Gustave Guéguen : le recteur, son jardinier et les deux visiteurs

L’abbé Gustave Guéguen, qui fut recteur d’Ergué-Gabéric de 1941 à 1956, et que tout le monde désignait par son prénom « Gustave », était à la fois un homme populaire, et quelqu’un de très cultivé. Il avait de nombreuses relations, dont par exemple celle de Monsieur André François-Poncet. Celui-ci avait promis à « Gustave » de venir le saluer dans son presbytère breton dès qu’il en aurait le loisir. Tout intellectuel qu’il était, « Gustave » aimait beaucoup jardiner, et pour se mettre plus à l’aise dans ses travaux de jardinage, il portait un pantalon de marin, de couleur brique, ce qui fit que certains l’appelaient « person bragou ru » (le recteur au pantalon rouge). C’était peu après la guerre, en période de vacances. Le temps était beau, un temps à jardiner. Le soleil tapait dur. Coiffé d’un chapeau de paille, notre « Gustave » s’accorda une pause et s’assit sur un banc de pierre, qui se trouvait près du portail d’entrée et servait autrefois aux prêtres pour les aider à enfourcher leur cheval quand ils allaient rendre visite à leurs ouailles. Gustave était donc là, sur ce banc de pierre quand on frappa au portail. Et il se trouva face à deux messieurs, élégants et bien mis, qui se présentèrent comme étant deux neveux d’André François-Poncet venant saluer de sa part Monsieur le Recteur. André François-Poncet a été ambassadeur de France en Allemagne de 1931 à 1938, arrêté par la Gestapo, prisonnier en Allemagne pendant 3 ans, puis à nouveau ambassadeur à Bonn jusqu’en 1955, nommé membre de l’Académie française en 1952 (au fauteuil de Philippe Pétain), président de la Croix-Rouge française, puis de la Croix-Rouge internationale, etc. « Gustave », surpris, appela la « carabassen » pour les faire entrer au salon, et d’éclipsa rapidement.
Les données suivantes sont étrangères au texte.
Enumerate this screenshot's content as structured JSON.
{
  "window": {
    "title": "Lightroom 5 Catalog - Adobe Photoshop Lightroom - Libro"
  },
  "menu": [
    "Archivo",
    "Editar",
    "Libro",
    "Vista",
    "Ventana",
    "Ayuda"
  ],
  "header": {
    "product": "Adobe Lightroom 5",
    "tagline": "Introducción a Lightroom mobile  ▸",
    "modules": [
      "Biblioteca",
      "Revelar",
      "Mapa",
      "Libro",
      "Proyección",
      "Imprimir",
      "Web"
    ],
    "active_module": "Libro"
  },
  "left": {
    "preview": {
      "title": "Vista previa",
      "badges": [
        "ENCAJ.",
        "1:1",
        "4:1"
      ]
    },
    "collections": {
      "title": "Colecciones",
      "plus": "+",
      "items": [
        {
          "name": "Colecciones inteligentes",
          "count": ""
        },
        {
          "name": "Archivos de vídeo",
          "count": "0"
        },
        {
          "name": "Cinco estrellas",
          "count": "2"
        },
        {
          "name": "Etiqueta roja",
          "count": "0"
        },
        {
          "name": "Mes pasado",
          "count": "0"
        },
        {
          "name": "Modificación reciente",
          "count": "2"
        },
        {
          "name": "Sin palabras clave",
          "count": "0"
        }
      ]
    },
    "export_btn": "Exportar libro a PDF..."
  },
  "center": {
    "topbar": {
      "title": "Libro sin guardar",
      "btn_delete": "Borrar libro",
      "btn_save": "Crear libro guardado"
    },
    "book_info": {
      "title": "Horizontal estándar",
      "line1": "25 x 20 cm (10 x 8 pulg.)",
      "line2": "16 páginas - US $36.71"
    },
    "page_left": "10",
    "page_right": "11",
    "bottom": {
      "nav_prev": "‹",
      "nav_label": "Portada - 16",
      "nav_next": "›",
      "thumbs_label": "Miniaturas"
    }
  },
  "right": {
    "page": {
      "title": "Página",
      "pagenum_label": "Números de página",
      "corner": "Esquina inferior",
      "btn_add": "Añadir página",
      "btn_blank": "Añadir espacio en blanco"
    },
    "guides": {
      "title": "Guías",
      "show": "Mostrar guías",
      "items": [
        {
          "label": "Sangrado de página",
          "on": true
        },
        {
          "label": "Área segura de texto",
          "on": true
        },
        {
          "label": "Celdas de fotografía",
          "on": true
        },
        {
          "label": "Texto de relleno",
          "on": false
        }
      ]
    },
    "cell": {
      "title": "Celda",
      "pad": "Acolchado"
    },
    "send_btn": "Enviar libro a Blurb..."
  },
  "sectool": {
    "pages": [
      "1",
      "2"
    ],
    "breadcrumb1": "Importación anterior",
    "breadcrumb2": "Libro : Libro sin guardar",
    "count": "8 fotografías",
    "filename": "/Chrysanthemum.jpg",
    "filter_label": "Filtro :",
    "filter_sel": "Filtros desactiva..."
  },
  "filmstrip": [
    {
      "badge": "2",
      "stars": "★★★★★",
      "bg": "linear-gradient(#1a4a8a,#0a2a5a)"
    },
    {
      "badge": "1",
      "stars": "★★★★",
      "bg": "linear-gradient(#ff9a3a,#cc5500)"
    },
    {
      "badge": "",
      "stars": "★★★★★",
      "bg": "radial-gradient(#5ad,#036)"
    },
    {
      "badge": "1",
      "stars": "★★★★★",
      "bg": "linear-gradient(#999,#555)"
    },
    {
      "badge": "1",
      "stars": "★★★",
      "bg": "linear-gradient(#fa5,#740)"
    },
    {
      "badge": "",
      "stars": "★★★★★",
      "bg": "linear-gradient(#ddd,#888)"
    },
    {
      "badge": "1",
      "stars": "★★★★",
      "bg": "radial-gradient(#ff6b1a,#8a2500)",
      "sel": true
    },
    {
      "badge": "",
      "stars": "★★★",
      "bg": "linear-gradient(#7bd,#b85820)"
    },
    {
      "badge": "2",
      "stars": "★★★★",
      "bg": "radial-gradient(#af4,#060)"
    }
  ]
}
Très vite, il se changea, fit un brin de toilette et enfila sa soutane. Puis, rentrant dans le salon, il leur demanda le but de leur visite. Les deux neveux, surpris à leur tour, se regardèrent, et l’un d’eux se risqua : « Mais n’est-ce pas vous qui nous avez accueillis au portail tout à l’heure ? ». Et « Gustave » de répondre : « Non, non… c’est mon frère jumeau, que j’héberge, et qui entretient le presbytère ». « Gustave » était tout confus et vexé de s’être ainsi présenté en jardinier devant… les ambassadeurs de l’ambassadeur.

Texte eecueilli dans les années 1960 par Jean Guéguen auprès de l’Abbé Pennarun, qui succéda à « Gustave » comme recteur.